Questo è quanto accaduto nel corso degli anni per impedire che potesse venire a galla la verità. Ma oltre a quelle morti, cui nessuno finora ha tributato alcun onore di Stato, c’è un altro importante tassello che lega insieme due mesi di orrore: la strage di Bologna, uno dei progetti di morte più vili ed infami che la mente perversa e criminale dei servizi deviati potesse mai progettare: per distrarre l’attenzione sui fatti di Ustica gli 007 italo-francesi (e Occidentali, Nato) del tempo, complici apparati non identificati dello Stato, hanno organizzato il massacro di Bologna il 2 agosto del 1980, causando la morte indiscriminata di altri 85 innocenti.

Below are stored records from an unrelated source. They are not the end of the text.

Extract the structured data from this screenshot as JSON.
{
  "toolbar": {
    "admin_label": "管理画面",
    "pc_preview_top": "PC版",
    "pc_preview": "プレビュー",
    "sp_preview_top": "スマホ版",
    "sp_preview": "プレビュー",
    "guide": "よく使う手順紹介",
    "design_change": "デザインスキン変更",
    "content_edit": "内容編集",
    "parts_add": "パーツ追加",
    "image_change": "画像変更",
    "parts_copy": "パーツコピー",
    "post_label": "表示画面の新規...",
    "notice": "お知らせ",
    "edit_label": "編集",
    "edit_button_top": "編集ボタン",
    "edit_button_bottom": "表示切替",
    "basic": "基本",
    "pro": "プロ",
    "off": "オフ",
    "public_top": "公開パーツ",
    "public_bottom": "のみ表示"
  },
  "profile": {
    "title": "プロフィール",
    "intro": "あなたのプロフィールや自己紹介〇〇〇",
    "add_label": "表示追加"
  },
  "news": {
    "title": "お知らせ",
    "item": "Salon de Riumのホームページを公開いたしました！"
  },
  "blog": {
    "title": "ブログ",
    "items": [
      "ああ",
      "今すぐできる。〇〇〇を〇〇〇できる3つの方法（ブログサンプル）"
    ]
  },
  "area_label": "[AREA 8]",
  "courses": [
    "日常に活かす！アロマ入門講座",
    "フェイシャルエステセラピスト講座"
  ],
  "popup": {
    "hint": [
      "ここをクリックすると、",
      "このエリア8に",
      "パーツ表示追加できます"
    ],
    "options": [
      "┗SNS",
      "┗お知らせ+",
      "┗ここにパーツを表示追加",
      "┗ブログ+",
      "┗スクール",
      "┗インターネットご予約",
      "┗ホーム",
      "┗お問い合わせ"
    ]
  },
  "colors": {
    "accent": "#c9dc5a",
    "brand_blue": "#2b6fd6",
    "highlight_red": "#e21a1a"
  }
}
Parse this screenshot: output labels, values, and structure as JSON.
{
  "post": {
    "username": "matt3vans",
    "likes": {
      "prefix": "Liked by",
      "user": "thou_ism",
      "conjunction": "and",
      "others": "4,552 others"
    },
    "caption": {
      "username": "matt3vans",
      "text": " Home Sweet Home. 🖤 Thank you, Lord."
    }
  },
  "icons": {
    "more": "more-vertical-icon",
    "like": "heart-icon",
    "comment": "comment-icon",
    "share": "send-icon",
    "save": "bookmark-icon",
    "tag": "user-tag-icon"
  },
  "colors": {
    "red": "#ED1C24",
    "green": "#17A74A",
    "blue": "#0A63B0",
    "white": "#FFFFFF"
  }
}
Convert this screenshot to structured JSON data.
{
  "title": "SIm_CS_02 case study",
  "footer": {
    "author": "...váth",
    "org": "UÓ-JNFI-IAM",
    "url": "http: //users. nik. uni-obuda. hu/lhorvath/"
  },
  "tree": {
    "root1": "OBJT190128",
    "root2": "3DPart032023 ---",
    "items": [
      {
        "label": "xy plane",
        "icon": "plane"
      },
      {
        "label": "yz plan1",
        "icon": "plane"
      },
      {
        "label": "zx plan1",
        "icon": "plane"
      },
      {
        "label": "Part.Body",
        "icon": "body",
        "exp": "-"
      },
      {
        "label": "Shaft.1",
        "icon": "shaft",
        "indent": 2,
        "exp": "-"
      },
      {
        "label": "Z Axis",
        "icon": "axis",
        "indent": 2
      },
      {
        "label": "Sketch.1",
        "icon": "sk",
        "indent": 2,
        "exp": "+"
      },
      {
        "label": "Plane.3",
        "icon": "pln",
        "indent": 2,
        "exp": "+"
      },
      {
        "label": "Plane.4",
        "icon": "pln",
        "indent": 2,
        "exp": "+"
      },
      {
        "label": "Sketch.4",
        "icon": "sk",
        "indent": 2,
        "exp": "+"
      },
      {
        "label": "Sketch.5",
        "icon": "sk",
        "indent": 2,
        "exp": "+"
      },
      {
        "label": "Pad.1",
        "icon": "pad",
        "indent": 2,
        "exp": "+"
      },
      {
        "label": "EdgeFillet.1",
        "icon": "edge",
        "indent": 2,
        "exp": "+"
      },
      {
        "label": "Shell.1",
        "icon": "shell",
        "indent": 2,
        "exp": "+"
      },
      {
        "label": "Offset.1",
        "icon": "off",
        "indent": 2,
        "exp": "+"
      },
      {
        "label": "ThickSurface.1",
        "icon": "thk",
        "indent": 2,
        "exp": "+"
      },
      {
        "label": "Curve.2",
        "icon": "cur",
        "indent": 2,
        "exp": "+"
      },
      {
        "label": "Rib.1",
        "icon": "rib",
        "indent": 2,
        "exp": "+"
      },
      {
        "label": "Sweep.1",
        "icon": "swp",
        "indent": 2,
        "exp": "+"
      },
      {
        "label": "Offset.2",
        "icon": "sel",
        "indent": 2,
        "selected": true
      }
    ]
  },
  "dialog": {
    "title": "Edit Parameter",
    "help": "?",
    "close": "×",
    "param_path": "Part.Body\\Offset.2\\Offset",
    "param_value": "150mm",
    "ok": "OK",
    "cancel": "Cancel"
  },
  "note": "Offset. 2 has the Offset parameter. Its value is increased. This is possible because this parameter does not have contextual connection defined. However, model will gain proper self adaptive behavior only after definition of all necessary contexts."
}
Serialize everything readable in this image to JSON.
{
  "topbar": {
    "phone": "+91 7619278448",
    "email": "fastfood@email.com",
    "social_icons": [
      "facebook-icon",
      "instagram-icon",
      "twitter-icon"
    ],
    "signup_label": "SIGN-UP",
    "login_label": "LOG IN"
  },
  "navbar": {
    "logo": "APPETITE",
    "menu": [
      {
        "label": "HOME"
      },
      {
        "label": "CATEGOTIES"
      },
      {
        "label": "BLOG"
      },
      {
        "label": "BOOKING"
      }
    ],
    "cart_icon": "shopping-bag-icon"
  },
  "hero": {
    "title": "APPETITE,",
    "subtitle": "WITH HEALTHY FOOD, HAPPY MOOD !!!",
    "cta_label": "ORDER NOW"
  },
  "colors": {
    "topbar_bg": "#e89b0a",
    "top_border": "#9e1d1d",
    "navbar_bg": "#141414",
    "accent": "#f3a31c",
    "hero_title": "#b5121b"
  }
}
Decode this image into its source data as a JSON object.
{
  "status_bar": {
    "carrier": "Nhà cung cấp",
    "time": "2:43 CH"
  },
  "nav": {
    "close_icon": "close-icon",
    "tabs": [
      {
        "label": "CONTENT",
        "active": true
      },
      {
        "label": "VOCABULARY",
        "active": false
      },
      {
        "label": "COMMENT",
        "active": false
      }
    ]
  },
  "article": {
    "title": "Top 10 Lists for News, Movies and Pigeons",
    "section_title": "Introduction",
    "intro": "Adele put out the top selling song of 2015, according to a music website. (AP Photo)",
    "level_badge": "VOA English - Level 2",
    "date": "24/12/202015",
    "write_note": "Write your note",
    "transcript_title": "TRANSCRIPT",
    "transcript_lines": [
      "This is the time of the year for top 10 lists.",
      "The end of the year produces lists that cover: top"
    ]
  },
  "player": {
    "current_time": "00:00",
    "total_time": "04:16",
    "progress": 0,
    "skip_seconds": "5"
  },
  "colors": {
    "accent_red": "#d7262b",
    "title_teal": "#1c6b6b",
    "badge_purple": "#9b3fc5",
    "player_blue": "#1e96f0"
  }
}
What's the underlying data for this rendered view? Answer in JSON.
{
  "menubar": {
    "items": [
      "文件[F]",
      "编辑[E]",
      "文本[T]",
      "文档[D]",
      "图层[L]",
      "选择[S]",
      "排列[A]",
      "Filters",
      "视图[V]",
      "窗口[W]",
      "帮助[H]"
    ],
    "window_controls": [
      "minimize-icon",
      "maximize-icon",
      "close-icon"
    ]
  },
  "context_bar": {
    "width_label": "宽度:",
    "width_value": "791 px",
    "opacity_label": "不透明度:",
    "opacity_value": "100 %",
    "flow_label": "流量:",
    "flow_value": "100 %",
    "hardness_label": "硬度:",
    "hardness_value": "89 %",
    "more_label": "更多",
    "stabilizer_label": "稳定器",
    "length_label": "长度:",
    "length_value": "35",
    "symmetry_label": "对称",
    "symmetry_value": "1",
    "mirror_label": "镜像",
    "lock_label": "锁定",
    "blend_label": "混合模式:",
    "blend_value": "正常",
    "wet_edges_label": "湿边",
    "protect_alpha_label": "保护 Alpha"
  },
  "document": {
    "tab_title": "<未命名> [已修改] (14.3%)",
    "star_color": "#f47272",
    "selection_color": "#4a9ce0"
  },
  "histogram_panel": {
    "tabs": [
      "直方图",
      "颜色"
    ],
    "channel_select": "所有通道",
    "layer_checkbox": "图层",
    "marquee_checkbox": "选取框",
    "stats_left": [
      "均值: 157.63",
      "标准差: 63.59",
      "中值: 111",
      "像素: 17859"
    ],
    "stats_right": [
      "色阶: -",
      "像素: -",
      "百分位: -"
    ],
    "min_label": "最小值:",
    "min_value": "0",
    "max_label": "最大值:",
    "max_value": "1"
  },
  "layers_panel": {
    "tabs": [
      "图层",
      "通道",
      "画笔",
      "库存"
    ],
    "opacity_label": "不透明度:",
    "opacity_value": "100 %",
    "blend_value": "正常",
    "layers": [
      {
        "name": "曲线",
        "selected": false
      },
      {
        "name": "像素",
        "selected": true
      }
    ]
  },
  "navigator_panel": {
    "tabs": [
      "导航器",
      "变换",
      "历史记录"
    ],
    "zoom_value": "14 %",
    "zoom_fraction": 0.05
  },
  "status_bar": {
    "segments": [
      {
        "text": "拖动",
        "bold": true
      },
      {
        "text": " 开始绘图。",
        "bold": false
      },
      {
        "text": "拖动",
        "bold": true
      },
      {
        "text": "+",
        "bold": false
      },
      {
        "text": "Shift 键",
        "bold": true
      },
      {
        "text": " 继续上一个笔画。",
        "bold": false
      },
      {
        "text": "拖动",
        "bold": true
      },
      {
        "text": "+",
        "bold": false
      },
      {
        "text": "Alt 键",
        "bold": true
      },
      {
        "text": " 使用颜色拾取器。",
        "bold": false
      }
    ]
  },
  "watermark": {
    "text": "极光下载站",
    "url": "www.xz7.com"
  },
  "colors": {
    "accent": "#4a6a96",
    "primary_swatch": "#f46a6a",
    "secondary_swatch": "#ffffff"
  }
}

STRAGE DI BOLOGNA - Per coprire Ustica hanno ucciso altre 80 persone
STRAGE DI BOLOGNA – Per depistare su Ustica hanno ucciso altre 80 persone

Una strage attribuita a “tavolino” ai neofascisti dei Nar. Era la stagione delle tensioni politiche e degli anni di piombo in cui i servizi segreti sono stati protagonisti indiscussi per garantire la “stabilità democratica” e anche per creare caos sociale e “tornaconti” al potere costituito. Tra Ustica e Bologna morirono 166 morti in tutto, cui si aggiungono le vittime “suicidate” che sapevano del Dc9 e del Mig abbattuto in Calabria. Chi mai pagherà per questi crimini di guerra? Il governo italiano dopo tante chiacchiere in questi trentaquattro anni, apra gli archivi secretati e riveli al mondo la verità.